Hello,
The TLS enable do not force the use of TLS. For example, if you configure your director with TLS enable = yes and TLS require = no, clients can communicate with your director with or without TLS. But if you configure your director with both TLS enable and TLS require = yes, then all your clients and storage daemons will only be able to communicate with your director with TLS.
If you do not set TLS Verify Peer or TLS Allowed CN, then you can use any Certificate File or Directory. The certificate CN will not be checked against the Certificate File or Directory configured.
If TLS Verify Peer is enabled, then the peer´s hostname is verified against the subjectAltName (alternative name) and commonName attributes. This way, a certificate issued for
myclient2.example.com cannot be used, for example, by a host named
myclient1.example.com. Even if they are issued by your own CA (not a trusted root CA), you have the CN of the certificate file checked against the hostname (director, client or storage daemon host) that is using it.
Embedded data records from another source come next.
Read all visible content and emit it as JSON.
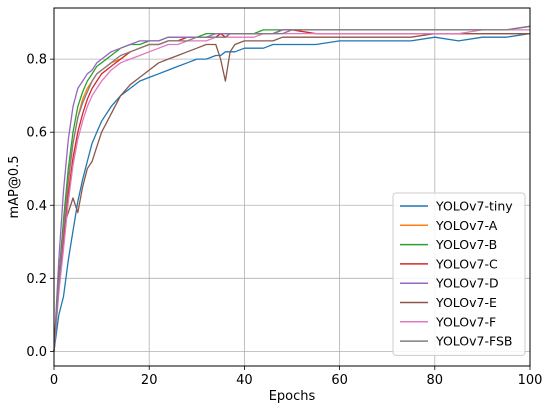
{
  "chart_data": {
    "type": "line",
    "xlabel": "Epochs",
    "ylabel": "mAP@0.5",
    "xlim": [
      0,
      100
    ],
    "ylim": [
      -0.04,
      0.94
    ],
    "xticks": [
      "0",
      "20",
      "40",
      "60",
      "80",
      "100"
    ],
    "yticks": [
      "0.0",
      "0.2",
      "0.4",
      "0.6",
      "0.8"
    ],
    "grid": true,
    "legend_position": "lower-right",
    "x": [
      0,
      1,
      2,
      3,
      4,
      5,
      6,
      7,
      8,
      9,
      10,
      12,
      14,
      16,
      18,
      20,
      22,
      24,
      26,
      28,
      30,
      32,
      34,
      35,
      36,
      37,
      38,
      40,
      42,
      44,
      46,
      48,
      50,
      55,
      60,
      65,
      70,
      75,
      80,
      85,
      90,
      95,
      100
    ],
    "series": [
      {
        "name": "YOLOv7-tiny",
        "color": "#1f77b4",
        "values": [
          0.0,
          0.1,
          0.15,
          0.25,
          0.33,
          0.41,
          0.47,
          0.52,
          0.57,
          0.6,
          0.63,
          0.67,
          0.7,
          0.72,
          0.74,
          0.75,
          0.76,
          0.77,
          0.78,
          0.79,
          0.8,
          0.8,
          0.81,
          0.81,
          0.82,
          0.82,
          0.82,
          0.83,
          0.83,
          0.83,
          0.84,
          0.84,
          0.84,
          0.84,
          0.85,
          0.85,
          0.85,
          0.85,
          0.86,
          0.85,
          0.86,
          0.86,
          0.87
        ]
      },
      {
        "name": "YOLOv7-A",
        "color": "#ff7f0e",
        "values": [
          0.0,
          0.18,
          0.32,
          0.46,
          0.57,
          0.64,
          0.69,
          0.72,
          0.74,
          0.76,
          0.77,
          0.79,
          0.8,
          0.82,
          0.83,
          0.84,
          0.84,
          0.85,
          0.85,
          0.86,
          0.86,
          0.86,
          0.86,
          0.87,
          0.86,
          0.87,
          0.87,
          0.87,
          0.87,
          0.87,
          0.87,
          0.88,
          0.88,
          0.87,
          0.87,
          0.87,
          0.87,
          0.87,
          0.87,
          0.87,
          0.87,
          0.87,
          0.87
        ]
      },
      {
        "name": "YOLOv7-B",
        "color": "#2ca02c",
        "values": [
          0.0,
          0.2,
          0.36,
          0.5,
          0.6,
          0.67,
          0.71,
          0.74,
          0.76,
          0.78,
          0.79,
          0.81,
          0.83,
          0.84,
          0.84,
          0.85,
          0.85,
          0.86,
          0.86,
          0.86,
          0.86,
          0.87,
          0.87,
          0.87,
          0.87,
          0.87,
          0.87,
          0.87,
          0.87,
          0.88,
          0.88,
          0.88,
          0.88,
          0.88,
          0.88,
          0.88,
          0.88,
          0.88,
          0.88,
          0.88,
          0.88,
          0.88,
          0.89
        ]
      },
      {
        "name": "YOLOv7-C",
        "color": "#d62728",
        "values": [
          0.0,
          0.17,
          0.3,
          0.43,
          0.53,
          0.6,
          0.65,
          0.69,
          0.72,
          0.74,
          0.76,
          0.78,
          0.8,
          0.82,
          0.83,
          0.84,
          0.84,
          0.85,
          0.85,
          0.86,
          0.86,
          0.86,
          0.86,
          0.87,
          0.86,
          0.87,
          0.87,
          0.87,
          0.87,
          0.87,
          0.87,
          0.88,
          0.88,
          0.87,
          0.87,
          0.87,
          0.87,
          0.87,
          0.87,
          0.87,
          0.87,
          0.87,
          0.87
        ]
      },
      {
        "name": "YOLOv7-D",
        "color": "#9467bd",
        "values": [
          0.0,
          0.25,
          0.44,
          0.58,
          0.67,
          0.72,
          0.74,
          0.76,
          0.77,
          0.79,
          0.8,
          0.82,
          0.83,
          0.84,
          0.85,
          0.85,
          0.85,
          0.86,
          0.86,
          0.86,
          0.86,
          0.86,
          0.87,
          0.87,
          0.87,
          0.87,
          0.87,
          0.87,
          0.87,
          0.87,
          0.87,
          0.88,
          0.88,
          0.88,
          0.88,
          0.88,
          0.88,
          0.88,
          0.88,
          0.88,
          0.88,
          0.88,
          0.89
        ]
      },
      {
        "name": "YOLOv7-E",
        "color": "#8c564b",
        "values": [
          0.0,
          0.2,
          0.34,
          0.38,
          0.42,
          0.38,
          0.45,
          0.5,
          0.52,
          0.56,
          0.6,
          0.65,
          0.7,
          0.73,
          0.75,
          0.77,
          0.79,
          0.8,
          0.81,
          0.82,
          0.83,
          0.84,
          0.84,
          0.8,
          0.74,
          0.82,
          0.84,
          0.85,
          0.85,
          0.85,
          0.85,
          0.86,
          0.86,
          0.86,
          0.86,
          0.86,
          0.86,
          0.86,
          0.87,
          0.87,
          0.87,
          0.87,
          0.87
        ]
      },
      {
        "name": "YOLOv7-F",
        "color": "#e377c2",
        "values": [
          0.0,
          0.16,
          0.28,
          0.41,
          0.51,
          0.58,
          0.63,
          0.67,
          0.7,
          0.72,
          0.74,
          0.77,
          0.79,
          0.8,
          0.81,
          0.82,
          0.83,
          0.84,
          0.84,
          0.85,
          0.85,
          0.85,
          0.86,
          0.86,
          0.86,
          0.86,
          0.86,
          0.86,
          0.86,
          0.87,
          0.87,
          0.87,
          0.87,
          0.87,
          0.87,
          0.87,
          0.87,
          0.87,
          0.87,
          0.87,
          0.88,
          0.88,
          0.88
        ]
      },
      {
        "name": "YOLOv7-FSB",
        "color": "#7f7f7f",
        "values": [
          0.0,
          0.19,
          0.33,
          0.47,
          0.57,
          0.64,
          0.68,
          0.71,
          0.74,
          0.76,
          0.77,
          0.79,
          0.81,
          0.82,
          0.83,
          0.84,
          0.84,
          0.85,
          0.85,
          0.85,
          0.86,
          0.86,
          0.86,
          0.86,
          0.86,
          0.87,
          0.87,
          0.87,
          0.87,
          0.87,
          0.87,
          0.87,
          0.88,
          0.88,
          0.88,
          0.88,
          0.88,
          0.88,
          0.88,
          0.88,
          0.88,
          0.88,
          0.89
        ]
      }
    ]
  }
}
If TLS Allowed CN is enabled, then in addition to the peer´s hostname being verified, just that ones listed in the "TLS Allowed CN" directives are permited. If TLS Verify Peer is not enabled and a client uses a "false" certificate (myclient2 using the myclient1 certificate and myclient1 is in the allowed CN list, for example) from a host in the allowed CN list of allowed hosts, it will work.
Openssl functions are used for certificate manipulation (including validation and verification).
So, it will depend of what you want to have in you TLS communication, even if using your own CA for the PKI infrastructure used in your bacula TLS environment. You can have your own CA (a virtual machine for this purpose), that will be your trusted CA for your environment. And let all your daemons trust in each other by setting properly the TLS Verify Peer and TLS Allowed CN directives. I think this should work fine for what you want.